O art. 35.° (Família, casamento e filiação ), n.° 6, consigna: «A proteção dos
direitos da criança, nomeadamente a sua educação integral e harmoniosa, a proteção da
sua saúde, condições de vida e ensino constituem absoluta prioridade da família, do
Estado e da sociedade.»
Acrescendo a esta diretriz constitucional, o art. 80.° (Infância), n.° 1 dispõe: «A
criança tem direito à atenção especial da família, da sociedade e do Estado, os quais em
estreita colaboração, devem assegurar a sua ampla proteção contra todas as formas de
abandono, discriminação, opressão, exploração e exercício abusivo de autoridade na
família e nas demais instituições.»
Daí que, para a proteção do menor desamparado, o Estado tem o dever de intervir
na constituição da tutela e durante todo o percurso do seu funcionamento e até à sua
conclusão. O tutor exerce um verdadeiro cargo público sob vigilância de um órgão de
soberania (o tribunal) e de um órgão de natureza familiar (o Conselho de Família).
Está subjacente à tutela o princípio de que cuidar, criar e educar um menor é um
munus eminentemente social que incumbe ao Estado supervisionar ou exercer, por
intermédio do tutor ou pelos seus órgãos de assistência e de educação, no caso de falta
dos pais ou de quem exerça o cargo de tutor.
Hoje o princípio constitucional que obriga o Estado a guardar e proteger toda a
criança exige que, em consequência, sejam criados e postos em funcionamento os
órgãos que tal assegurem, e que são, em primeiro lugar, os tribunais e, quando
necessário, os órgãos de

assistência que substituam os pais ou tutores. No entanto, o tutor deve ser


escolhido, de preferência, no seio da família do menor, e agir sob fiscalização do Estado.
É a solução de longe preferível, porque não vai retirar ao menor o direito a ter
uma família. A maior ou menor intervenção do Estado nas instituições de tutela dos
menores depende, assim, da própria conceção política adotada, mas neste instituto
predominam as normas imperativas do direito público, pois a proteção e defesa do
menor incapaz e carecido de alguém que supra o exercício normal da autoridade
paternal sobrelevam os demais interesses em jogo.
O art. 236.° do Código de Família dispõe no seu n.° 1 que «A tutela deve ser
exercida no interesse do tutelado e da sociedade.» A finalidade legal do instituto da
tutela é, pois, a defesa dos interesses do menor e do meio social em que ele se insere.
Consoante os sistemas jurídicos, o instituto da tutela aproxima-se mais de um
instituto de natureza privada, em que o tribunal se limita a exercer a vontade dos
parentes ou familiares ou de um instituto de natureza pública, em que prevalece a
autoridade do tribunal.
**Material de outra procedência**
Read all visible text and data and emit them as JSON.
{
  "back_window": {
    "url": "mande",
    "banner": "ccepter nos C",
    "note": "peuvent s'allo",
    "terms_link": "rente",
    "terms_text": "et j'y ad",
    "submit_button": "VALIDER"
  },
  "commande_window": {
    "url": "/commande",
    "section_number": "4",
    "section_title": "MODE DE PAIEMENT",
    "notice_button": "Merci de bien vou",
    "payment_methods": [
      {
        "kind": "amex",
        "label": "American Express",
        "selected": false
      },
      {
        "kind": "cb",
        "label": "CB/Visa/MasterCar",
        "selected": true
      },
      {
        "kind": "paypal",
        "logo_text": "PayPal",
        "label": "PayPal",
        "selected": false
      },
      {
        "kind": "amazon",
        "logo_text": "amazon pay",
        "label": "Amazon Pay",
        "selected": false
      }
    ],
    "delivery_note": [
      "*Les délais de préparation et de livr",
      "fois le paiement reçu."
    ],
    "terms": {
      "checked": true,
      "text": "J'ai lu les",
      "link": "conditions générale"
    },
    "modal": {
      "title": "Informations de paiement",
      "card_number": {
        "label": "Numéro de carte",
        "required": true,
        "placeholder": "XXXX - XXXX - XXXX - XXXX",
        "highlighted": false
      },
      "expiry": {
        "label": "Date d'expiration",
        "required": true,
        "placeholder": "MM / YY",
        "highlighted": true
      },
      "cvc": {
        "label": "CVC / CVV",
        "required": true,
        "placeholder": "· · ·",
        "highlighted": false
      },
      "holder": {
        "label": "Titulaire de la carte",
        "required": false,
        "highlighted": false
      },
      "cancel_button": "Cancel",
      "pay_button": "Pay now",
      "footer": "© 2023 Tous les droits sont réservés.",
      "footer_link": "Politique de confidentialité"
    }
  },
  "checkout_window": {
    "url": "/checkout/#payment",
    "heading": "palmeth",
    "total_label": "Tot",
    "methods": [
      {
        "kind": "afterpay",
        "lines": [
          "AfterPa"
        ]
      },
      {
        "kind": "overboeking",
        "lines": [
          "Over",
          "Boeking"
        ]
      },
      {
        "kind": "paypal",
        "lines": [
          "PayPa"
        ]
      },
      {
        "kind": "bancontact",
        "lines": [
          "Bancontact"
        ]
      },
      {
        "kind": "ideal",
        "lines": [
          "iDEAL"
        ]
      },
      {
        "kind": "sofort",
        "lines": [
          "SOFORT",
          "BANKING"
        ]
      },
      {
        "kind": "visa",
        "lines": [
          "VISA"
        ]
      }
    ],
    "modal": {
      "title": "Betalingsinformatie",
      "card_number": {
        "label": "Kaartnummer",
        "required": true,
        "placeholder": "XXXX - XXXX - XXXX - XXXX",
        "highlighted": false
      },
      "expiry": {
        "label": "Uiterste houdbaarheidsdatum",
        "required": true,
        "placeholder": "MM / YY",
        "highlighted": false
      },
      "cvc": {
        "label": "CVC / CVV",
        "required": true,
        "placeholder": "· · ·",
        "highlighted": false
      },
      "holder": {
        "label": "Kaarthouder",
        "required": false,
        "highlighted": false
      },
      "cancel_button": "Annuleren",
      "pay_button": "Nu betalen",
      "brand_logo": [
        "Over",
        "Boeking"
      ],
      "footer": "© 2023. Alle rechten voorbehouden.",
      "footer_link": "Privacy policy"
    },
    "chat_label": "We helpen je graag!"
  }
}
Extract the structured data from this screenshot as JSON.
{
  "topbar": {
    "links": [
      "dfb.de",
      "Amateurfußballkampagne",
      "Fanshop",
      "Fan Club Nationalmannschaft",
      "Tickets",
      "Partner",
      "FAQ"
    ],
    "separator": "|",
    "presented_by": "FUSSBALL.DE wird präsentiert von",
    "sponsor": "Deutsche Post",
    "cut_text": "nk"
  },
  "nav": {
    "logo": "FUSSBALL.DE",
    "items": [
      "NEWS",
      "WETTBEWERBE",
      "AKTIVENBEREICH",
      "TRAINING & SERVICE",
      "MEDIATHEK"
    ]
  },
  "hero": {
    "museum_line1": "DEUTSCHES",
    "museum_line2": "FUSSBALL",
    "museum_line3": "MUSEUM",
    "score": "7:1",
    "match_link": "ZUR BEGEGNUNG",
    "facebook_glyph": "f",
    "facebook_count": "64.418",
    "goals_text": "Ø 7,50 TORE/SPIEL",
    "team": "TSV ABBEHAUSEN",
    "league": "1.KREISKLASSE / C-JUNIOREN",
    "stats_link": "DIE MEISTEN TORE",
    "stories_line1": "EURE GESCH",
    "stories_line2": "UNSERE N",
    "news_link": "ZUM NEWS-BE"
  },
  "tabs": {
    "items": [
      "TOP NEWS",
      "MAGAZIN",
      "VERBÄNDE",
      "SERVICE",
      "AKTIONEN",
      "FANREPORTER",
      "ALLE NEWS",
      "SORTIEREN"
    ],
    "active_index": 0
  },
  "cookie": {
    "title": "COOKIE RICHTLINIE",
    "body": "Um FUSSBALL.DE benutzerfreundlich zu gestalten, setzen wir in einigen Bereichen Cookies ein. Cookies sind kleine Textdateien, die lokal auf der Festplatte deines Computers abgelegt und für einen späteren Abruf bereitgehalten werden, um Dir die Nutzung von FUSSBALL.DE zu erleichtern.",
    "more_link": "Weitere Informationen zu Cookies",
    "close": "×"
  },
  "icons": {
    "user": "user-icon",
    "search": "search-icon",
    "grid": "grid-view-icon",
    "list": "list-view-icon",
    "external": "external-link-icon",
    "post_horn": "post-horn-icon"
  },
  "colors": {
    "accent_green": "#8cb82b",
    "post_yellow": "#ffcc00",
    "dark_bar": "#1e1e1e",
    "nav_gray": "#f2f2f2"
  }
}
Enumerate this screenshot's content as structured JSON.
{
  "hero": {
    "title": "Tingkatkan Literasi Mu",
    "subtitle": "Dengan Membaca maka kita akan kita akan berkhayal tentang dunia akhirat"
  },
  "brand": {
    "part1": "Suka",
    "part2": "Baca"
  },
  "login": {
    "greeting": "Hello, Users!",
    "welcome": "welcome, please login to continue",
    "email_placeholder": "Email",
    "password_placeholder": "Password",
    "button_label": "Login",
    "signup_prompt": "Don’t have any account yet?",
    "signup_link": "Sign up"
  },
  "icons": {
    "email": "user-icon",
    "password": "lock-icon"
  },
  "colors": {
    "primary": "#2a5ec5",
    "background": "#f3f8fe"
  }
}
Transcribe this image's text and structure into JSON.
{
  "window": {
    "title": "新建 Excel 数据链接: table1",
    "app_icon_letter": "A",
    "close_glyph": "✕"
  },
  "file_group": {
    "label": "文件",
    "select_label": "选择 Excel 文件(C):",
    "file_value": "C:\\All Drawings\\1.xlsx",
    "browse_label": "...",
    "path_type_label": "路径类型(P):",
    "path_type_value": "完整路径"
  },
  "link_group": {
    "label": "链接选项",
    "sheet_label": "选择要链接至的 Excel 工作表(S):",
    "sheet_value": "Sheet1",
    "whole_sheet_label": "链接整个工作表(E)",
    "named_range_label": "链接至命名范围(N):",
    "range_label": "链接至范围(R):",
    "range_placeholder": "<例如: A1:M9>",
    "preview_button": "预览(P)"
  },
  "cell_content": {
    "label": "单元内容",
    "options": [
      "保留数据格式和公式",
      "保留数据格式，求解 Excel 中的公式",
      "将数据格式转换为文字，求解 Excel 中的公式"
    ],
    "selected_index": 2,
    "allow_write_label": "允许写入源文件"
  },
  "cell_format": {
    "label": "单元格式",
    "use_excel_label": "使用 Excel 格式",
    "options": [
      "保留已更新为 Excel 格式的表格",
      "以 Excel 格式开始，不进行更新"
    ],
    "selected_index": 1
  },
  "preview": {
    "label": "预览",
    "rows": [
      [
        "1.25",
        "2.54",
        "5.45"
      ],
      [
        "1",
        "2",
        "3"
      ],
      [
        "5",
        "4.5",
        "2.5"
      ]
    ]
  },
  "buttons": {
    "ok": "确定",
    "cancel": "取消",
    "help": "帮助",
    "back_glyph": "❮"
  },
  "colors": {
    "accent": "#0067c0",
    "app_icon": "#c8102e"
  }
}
Este intervém nas diversas fases da tutela, designando a pessoa
do tutor, prosseguindo no acompanhamento da tutela, na remoção do tutor e na extinção
da tutela.
Esta foi a orientação prevalecente no Código de Família, que atribui ao tribunal
toda a relevância no instituto da tutela.

[127] Classificação da tutela quanto à forma de escolha do tutor.


A doutrina costuma classificar a tutela, quanto à forma de designação do tutor,
em três categorias:
a) tutela testamentária;
b) tutela legítima;
c) tutela dativa.
A tutela testamentária é aquela que é instituída por testamento ou outro
documento autêntico ou autenticado, lavrado como ato de última vontade pelo pai ou
pela máe do menor, no qual é designado um futuro tutor para quando sobrevier a sua
morte ou incapacidade. Como documento emanado da vontade unilateral do seu autor,
ele pode ser revogado e alterado sucessivamente.
Em princípio, será o último progenitor sobrevivo do menor que poderá fazer tal
declaração, ou pelo menos ela só produzirá efeito depois da morte ou incapacidade de
ambos os progenitores.
Aliás, a designação do tutor estava intrinsecamente ligada ao direito sucessório
e às disposições post-mortem.
A tutela legítima é aquela que deriva da própria lei, ou seja, do vínculo de
parentesco ou de afinidade entre o tutor e o tutelado. Em regra, a tutela legítima é
deferida segundo uma determinada ordem, conforme a proximidade do grau de
parentesco, vindo em primeiro lugar os avós, paternos e maternos, sem distinção, depois
os irmãos mais velhos, os tios e outros parentes, etc.
A tutela dativa é aquela que é atribuída por decisão do tribunal, de acordo com
as circunstâncias de cada caso que for levado à sua apreciação.
Foi este o critério seguido pelo Código de Família, que atribui ao tribunal
competência para a nomeação do tutor — art. 224.°, n.° 1: « Compete ao Tribunal a
nomeação do tutor».
O n.° 2 deste art. 224.° permite que: «Os pais podem indicar tutor ao filho menor
ou incapaz para o caso de virem a falecer ou de se tomarem incapazes, estando a
indicação sujeita à homologação do Tribunal», como aliás acontece sempre que está em
jogo a apreciação do superior interesse do menor.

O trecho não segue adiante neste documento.